You’ve been working on this deal from the beginning and you really want to win it. You’ve been dealing with the prospect and you know what they want. You know their objections but you think you can get past them. Because you really want the deal the temptation to sweeten the deal is always there. You’re emotionally invested in it because of all the time and effort you’ve put into it.
That’s why you need your team to review the deal. They need to interrogate it and that’s going to be uncomfortable.
They haven’t really been involved like you so they don’t have that investment. They don’t know the prospect like you do. They don’t care that he’s a nice guy and you both have the same birthdays.
Back in the old days we started doing this because of how badly we had been burned we noticed something that you just had to laugh at.
The member of our team who was primarily negotiating the deal would really take the side of the prospect, arguing hard from their point of view.
That’s great to care about the prospect like that but you’re on our team not theirs.
Look, it happens to everyone. There’s an old joke about the British foreign office.

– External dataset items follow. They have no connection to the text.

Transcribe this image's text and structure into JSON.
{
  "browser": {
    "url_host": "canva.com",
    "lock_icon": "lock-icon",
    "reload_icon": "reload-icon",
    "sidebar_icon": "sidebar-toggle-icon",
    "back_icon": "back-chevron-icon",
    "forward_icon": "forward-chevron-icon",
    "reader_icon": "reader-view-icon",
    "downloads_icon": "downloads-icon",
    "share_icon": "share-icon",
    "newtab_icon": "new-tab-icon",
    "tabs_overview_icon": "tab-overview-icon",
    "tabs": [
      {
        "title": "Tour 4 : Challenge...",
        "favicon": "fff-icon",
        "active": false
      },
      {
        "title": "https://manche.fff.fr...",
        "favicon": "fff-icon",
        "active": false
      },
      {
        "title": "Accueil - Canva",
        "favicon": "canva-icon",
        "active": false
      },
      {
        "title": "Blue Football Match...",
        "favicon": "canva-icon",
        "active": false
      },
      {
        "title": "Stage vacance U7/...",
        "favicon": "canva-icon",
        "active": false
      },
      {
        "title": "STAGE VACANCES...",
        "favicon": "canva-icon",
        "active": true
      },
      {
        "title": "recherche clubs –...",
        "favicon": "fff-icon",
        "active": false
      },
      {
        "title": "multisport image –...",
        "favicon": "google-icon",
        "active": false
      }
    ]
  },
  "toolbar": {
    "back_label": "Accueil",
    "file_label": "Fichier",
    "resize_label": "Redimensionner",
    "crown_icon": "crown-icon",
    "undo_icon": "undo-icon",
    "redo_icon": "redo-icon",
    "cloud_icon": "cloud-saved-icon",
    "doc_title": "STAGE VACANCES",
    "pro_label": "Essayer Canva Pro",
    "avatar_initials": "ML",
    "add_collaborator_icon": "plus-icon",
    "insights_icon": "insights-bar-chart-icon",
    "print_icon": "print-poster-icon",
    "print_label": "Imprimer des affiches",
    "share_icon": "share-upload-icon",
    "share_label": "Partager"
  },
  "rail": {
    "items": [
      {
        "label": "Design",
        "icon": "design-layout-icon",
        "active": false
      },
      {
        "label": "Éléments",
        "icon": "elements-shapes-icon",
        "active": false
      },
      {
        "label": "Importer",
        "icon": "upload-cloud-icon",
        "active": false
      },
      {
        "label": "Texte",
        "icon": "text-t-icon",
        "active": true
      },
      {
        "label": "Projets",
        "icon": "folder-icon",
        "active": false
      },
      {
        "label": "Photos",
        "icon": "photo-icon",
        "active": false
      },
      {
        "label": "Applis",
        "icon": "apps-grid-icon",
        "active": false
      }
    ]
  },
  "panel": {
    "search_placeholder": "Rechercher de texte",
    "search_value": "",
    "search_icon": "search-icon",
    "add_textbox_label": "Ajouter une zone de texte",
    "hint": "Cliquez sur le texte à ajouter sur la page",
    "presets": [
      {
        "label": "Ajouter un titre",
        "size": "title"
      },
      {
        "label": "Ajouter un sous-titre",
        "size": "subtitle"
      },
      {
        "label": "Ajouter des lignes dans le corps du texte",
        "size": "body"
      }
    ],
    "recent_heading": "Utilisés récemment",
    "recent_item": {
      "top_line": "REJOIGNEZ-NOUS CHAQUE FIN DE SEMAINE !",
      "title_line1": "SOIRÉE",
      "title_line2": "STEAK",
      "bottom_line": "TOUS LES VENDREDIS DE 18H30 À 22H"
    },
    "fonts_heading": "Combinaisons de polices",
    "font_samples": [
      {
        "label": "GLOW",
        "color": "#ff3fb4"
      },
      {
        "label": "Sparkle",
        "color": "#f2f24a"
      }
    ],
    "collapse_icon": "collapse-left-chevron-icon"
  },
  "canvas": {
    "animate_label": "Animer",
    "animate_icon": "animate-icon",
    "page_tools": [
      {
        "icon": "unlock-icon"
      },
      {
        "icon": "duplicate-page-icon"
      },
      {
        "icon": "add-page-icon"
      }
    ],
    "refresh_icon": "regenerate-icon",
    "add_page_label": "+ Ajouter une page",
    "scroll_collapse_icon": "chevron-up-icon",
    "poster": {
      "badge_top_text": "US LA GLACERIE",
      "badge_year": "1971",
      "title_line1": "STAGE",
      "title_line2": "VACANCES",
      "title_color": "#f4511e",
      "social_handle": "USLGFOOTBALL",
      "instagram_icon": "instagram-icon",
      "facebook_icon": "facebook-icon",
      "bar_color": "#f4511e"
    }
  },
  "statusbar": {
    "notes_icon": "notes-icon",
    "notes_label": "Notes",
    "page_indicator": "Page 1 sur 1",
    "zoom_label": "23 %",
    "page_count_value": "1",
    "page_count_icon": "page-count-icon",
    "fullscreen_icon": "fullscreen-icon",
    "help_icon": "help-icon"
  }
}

The Prime Minister listens to one of his ambassadors and exasperated responds “I thought the purpose of the British foreign office was to represent British interests abroad, not foreign interests in Britain”.
Going native can happen to anyone so get neutral team members involved to check that natural tendency. They’ll be able to see where you’ve compromised and question why you’ve done this.
Use your team to bat away awkward requests
You’re in the meeting and the prospect is asking for something that you don’t really want to give but if you say no it’s going to kill the mood, and make it much harder to show the value of your product.
You know if you can get past this you can demonstrate the value.
So how do you take the steam out of that request? Use your team who aren’t there and can’t answer the question.
Just say “Look I’m sorry that’s not something I can give here. I’ll have to discuss this with the rest of my team”.
You’re under pressure but you haven’t said no and you’ve used your peers who aren’t there to take the sting out of it.
If you had said no they could have spent the rest of the time pushing on this and screwing up your game plan. Now you can move on and get them invested in your offer so that you’re in a stronger position to say no down the line.